Whether you're a ghost or a ghoul, we want everyone to have a safe Halloween. With treats on the mind, it is easy to get wrapped up (in the candy bar) madness, however, it is important to remember to stay safe this Halloween. Whether you're a seasoned veteran or this is your first Halloween with kiddo, following these 10 tips for a safe Halloween.
1) Plan your route
Having a solid plan of where to go will help fight fatigue and combat grumpy kids. This will also help you prepare to know which houses will be offering treats versus tricks.
2) Choosing the Right Costume
If you plan to purchase a costume make sure it's flame retardant. Decorations can be unpredictable and so can those who are looking for tricks rather than treats.
If you child's costume includes a fake weapon, make sure it's flexible. This prevents your child from harming themselves or their friends.
3) Masks < Face paint/Halloween Make-Up
Try to avoid costumes that require masks, which can make it hard for your kiddo to breath and obstruct their vision especially at night.
4) Reflective Tape
You want drivers to be able to see your child during their trick-or-treat scavenge.
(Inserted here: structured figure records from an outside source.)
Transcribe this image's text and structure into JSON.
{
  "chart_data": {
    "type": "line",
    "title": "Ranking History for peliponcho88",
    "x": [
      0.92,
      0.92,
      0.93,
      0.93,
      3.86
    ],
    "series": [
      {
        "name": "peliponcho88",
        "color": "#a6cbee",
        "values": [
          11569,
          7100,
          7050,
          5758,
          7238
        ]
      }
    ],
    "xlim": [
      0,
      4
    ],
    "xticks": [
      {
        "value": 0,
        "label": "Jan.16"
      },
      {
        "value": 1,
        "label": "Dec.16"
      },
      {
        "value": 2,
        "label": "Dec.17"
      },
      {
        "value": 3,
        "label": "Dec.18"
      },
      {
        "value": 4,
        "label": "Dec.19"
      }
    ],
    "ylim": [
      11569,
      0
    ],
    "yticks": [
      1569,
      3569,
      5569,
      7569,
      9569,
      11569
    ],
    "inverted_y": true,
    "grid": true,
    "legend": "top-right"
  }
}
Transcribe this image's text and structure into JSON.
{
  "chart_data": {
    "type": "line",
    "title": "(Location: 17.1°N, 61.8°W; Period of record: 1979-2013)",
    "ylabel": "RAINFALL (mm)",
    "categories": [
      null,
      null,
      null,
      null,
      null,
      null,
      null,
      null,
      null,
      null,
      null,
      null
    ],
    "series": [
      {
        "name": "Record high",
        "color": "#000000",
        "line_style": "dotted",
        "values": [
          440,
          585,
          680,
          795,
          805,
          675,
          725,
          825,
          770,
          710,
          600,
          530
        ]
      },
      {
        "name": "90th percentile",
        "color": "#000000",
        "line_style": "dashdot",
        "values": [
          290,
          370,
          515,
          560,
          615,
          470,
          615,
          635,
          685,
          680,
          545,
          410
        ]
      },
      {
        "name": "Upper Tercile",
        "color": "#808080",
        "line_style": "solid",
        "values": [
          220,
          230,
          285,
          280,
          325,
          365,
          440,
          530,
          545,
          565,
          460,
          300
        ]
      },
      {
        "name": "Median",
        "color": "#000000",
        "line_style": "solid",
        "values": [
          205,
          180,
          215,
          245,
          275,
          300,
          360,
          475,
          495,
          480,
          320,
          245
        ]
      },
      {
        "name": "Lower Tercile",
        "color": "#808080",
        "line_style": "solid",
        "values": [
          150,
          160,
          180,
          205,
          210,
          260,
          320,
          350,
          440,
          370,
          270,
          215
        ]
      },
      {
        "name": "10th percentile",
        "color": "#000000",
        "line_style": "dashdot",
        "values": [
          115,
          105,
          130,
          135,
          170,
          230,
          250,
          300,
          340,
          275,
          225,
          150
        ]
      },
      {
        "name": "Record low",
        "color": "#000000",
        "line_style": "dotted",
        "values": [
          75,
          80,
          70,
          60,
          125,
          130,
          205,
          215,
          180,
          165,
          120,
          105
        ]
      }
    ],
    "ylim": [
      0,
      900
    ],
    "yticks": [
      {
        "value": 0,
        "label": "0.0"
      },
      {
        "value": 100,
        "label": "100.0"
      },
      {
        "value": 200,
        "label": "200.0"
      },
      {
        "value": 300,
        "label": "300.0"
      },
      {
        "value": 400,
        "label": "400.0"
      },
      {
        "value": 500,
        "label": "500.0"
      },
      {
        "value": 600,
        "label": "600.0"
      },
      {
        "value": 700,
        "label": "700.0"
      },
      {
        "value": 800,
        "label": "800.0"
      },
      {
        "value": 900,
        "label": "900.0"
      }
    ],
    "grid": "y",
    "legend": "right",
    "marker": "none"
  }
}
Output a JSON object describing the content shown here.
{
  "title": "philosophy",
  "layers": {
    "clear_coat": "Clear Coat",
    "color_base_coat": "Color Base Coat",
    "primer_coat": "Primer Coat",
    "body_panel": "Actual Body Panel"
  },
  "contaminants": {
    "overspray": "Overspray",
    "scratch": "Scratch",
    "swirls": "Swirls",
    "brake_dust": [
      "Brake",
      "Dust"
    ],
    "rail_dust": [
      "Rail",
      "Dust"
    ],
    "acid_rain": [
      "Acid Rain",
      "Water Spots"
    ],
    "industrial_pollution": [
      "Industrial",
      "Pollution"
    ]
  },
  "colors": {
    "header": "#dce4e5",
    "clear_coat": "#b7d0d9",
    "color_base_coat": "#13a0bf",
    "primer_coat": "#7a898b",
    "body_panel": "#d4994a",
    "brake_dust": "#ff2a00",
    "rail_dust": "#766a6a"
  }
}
Putting reflective tape on your child's costume and/or treats bag will make it easier for drivers to spot your child. Fun Tip: if you have a pumpkin bucket, you can place the reflective tape on the eyes and mouth to create a fun jack-o-lantern.
5) Discourage Running Off
It can be hard for children not to get overly excited about gathering as much candy as possible, they'll have the urge to bolt from one house to the next which can make it dangerous when it comes to crossing the street or passing past drive-ways. Discourage kids from running off or bolting across the street.
6) No Nibbles
Eat a snack before trick-or-treating to curve your child's hunger and lower the urge to nibble on candy that hasn't been inspected.
7) Stay Close
Along with discouraging you child from running off, try to keep children under the age of 7 close to you. Carrying a glow stick or flashlight helps make seeing easier and helps them know to stay close to you rather than running off in the dark.
8) Staying in a Group
They say it takes a village; link up with other parents in the neighborhood to go trick-or-treating in a group. It allows children to participate with their friends and keeps more eyes on their safety.
9) Trick-or-Treating with Older Kids
If your older kids decide they'd rather trick-or-treat with their friends, encourage them to wear some sort of identification like a name tag or carrying around a card with all your contact information. Another good alternative is to buy a prepaid call phone and programming any emergency numbers in it so that your kiddo can reach you at any time.
Your child(ren) will want to dive into their tasty treasures at the end of the night. However, you will want to inspect their candy. Toss away anything that looks tampered with, has puncture holes, anything not in its original packaging or homemade.
We hope these tips help you have a safe but fun Halloween!